The food comes quickly and steaming. The duck is presented on a bamboo tray with a metal steamer basket of pancakes, two dishes of tiny brown sugar and plum sauce, a plate with hoisin, cucumbers, and scallions, and a duck-shaped dish upon which sits deliciously crisp roast duck. The half-order of Peking duck comes with 10 thin pancakes, while a whole order comes with 20. Extra pancakes can be ordered at $6.95 for 10. Ten was plenty for each of us to get a taste.

Assembling the wrapped duck is a ritual: place a pancake in your hand and coat the center with hoisin sauce. Place some scallions and cucumbers on top, and then add the duck. If you want to, drizzle some sugar or add a spoonful of plum sauce.

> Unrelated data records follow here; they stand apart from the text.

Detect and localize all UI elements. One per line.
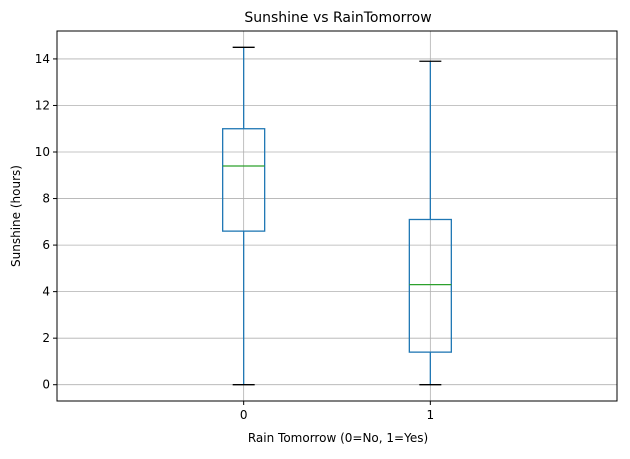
- y-tick-label: 6: [42, 238, 50, 252]
- x-tick-label: 0: [240, 408, 248, 422]
- box-group-1: [408, 60, 452, 386]
- x-tick-label: 1: [427, 408, 435, 422]
- y-tick-label: 10: [35, 145, 50, 159]
- box-group-0: [222, 46, 266, 386]
- y-tick-label: 12: [35, 98, 50, 112]
- tick-layer: 0 2 4 6 8 10 12 14 0 1: [35, 52, 434, 422]
- y-tick-label: 2: [42, 331, 50, 345]
- y-tick-label: 14: [35, 52, 50, 66]
- box-layer: [222, 46, 452, 386]
- plot-frame: [56, 30, 618, 402]
- box-iqr: [222, 128, 266, 232]
- box-iqr: [408, 218, 452, 353]
- y-tick-label: 4: [42, 285, 50, 299]
- x-axis-label: Rain Tomorrow (0=No, 1=Yes): [248, 431, 428, 445]
- chart-title: Sunshine vs RainTomorrow: [244, 10, 431, 26]
- y-axis-label: Sunshine (hours): [9, 165, 23, 267]
- grid-layer: [57, 31, 617, 401]
- y-tick-label: 8: [42, 192, 50, 206]
- y-tick-label: 0: [42, 378, 50, 392]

Peking duck is technically a roasted duck, but it’s not to be confused with Cantonese roast duck. The latter is stuffed with star anise, ginger, spring onion, and other herbs and spices. Peking duck isn’t. The cooking technique differs, too. The traditional way of cooking Peking duck involves pumping air in between the skin and meat so the skin stays crisp while it cooks in an oven. Cantonese roast ducks are boiled to keep the skin tight. (It’s probably best explained here.) Their taste and aromas are different.

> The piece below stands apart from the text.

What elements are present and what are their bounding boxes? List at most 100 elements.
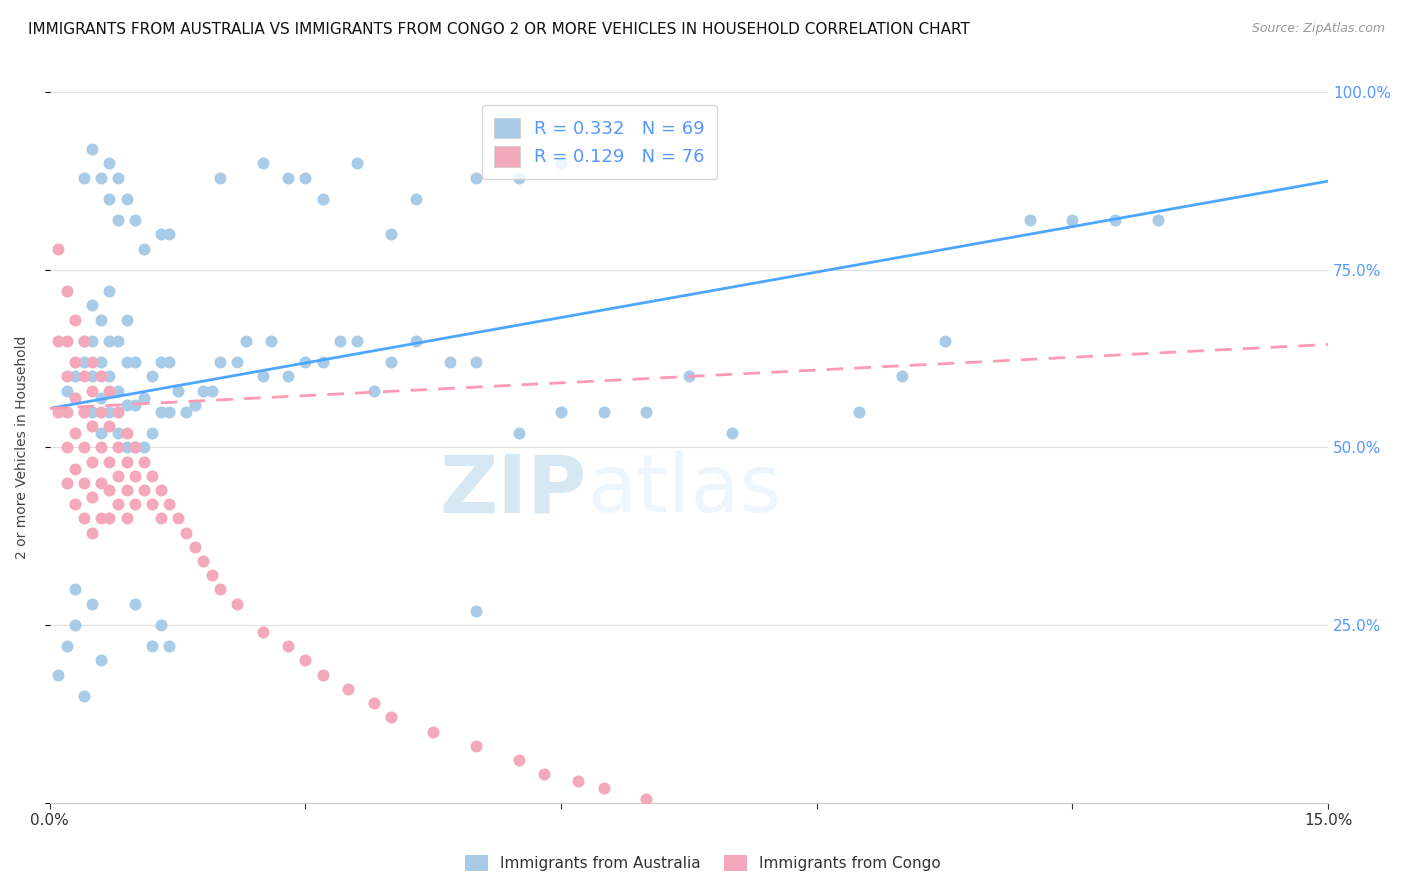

If you can get a bite with all of the sweet, tangy, and savory parts in it, you’ll realize why Bamboo House offers one of the most textbook Peking ducks in North Texas. The dish is a texture rollercoaster, and it’s hard to stop at just one or two wraps. The skin was a bit too greasy for me, but it still delivered a satisfying crunch.

The other dishes were just as good. The accompanying soup had winter melon, duck bones, and meat in a basic broth. The stinky tofu was fried and drenched in a drippy Szechuan pepper sauce. The steamed chicken—served cold—was one of my favorites. It was sliced and bathed in a red-hot chile sauce and was dusted with scallions and peanuts.

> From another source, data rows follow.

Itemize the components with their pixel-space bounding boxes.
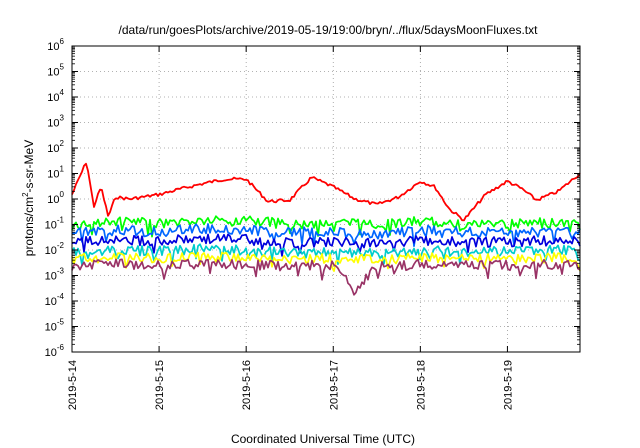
x-tick-label: 2019-5-14 [67,360,79,410]
y-axis-label: protons/cm2-s-sr-MeV [21,140,36,256]
y-tick-label: 102 [47,139,64,155]
y-tick-label: 100 [47,190,64,206]
y-tick-exp: -4 [57,292,65,301]
x-axis-label: Coordinated Universal Time (UTC) [231,432,415,446]
y-tick-label: 10-6 [45,343,65,359]
y-tick-label: 103 [47,114,64,130]
y-axis-label-base: protons/cm [22,197,36,256]
y-tick-exp: 4 [60,88,65,97]
y-tick-exp: 3 [60,114,65,123]
series-lines [71,162,581,296]
y-tick-label: 10-1 [45,216,65,232]
series-line [71,233,581,257]
series-line [71,162,581,222]
y-tick-exp: 6 [60,37,65,46]
y-tick-exp: 0 [60,190,65,199]
y-axis-label-sup: 2 [21,192,30,197]
y-tick-base: 10 [45,245,57,257]
y-tick-base: 10 [45,271,57,283]
x-tick-labels: 2019-5-14 2019-5-15 2019-5-16 2019-5-17 2019… [67,360,514,410]
y-tick-base: 10 [47,194,59,206]
x-tick-label: 2019-5-19 [502,360,514,410]
y-tick-label: 106 [47,37,64,53]
series-line [71,258,581,296]
y-tick-label: 10-4 [45,292,65,308]
y-tick-exp: -3 [57,267,65,276]
y-tick-label: 10-2 [45,241,65,257]
y-tick-exp: -6 [57,343,65,352]
y-tick-base: 10 [47,67,59,79]
y-tick-exp: 1 [60,165,65,174]
y-tick-label: 10-3 [45,267,65,283]
y-tick-base: 10 [47,143,59,155]
y-tick-label: 104 [47,88,64,104]
y-tick-base: 10 [47,118,59,130]
y-tick-exp: -5 [57,318,65,327]
y-tick-label: 105 [47,63,64,79]
y-axis-label-rest: -s-sr-MeV [22,140,36,193]
y-tick-exp: 2 [60,139,65,148]
y-tick-base: 10 [47,169,59,181]
y-tick-labels: 10-610-510-410-310-210-11001011021031041… [45,37,65,359]
y-tick-exp: 5 [60,63,65,72]
y-tick-exp: -2 [57,241,65,250]
series-line [71,223,581,247]
x-tick-label: 2019-5-18 [415,360,427,410]
y-tick-base: 10 [45,296,57,308]
series-line [71,243,581,266]
y-tick-base: 10 [45,347,57,359]
y-tick-label: 101 [47,165,64,181]
ticks [71,45,580,353]
x-tick-label: 2019-5-16 [241,360,253,410]
y-tick-exp: -1 [57,216,65,225]
y-tick-base: 10 [47,92,59,104]
chart-title: /data/run/goesPlots/archive/2019-05-19/1… [119,23,539,37]
y-tick-label: 10-5 [45,318,65,334]
y-tick-base: 10 [45,220,57,232]
y-tick-base: 10 [47,41,59,53]
series-line [71,215,581,238]
series-line [71,251,581,272]
x-tick-label: 2019-5-15 [154,360,166,410]
x-tick-label: 2019-5-17 [328,360,340,410]
y-tick-base: 10 [45,322,57,334]
grid [72,46,580,352]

Before it closed in 2019 due to a fire, one of my favorite places for Peking duck in North Texas was Mr. Wok Asian Bistro in Plano. You had to call a few days in advance to reserve your duck because the cooking process took several days. When you finally got to sit down and eat, a staff member would carve the entire duck tableside and plate it in front of you. I loved the splendor.

But I have a feeling Bamboo House won’t need a show like that to attract its own loyal diners.

Bamboo House, 2301 N. Central Expy. Ste. 195., Plano.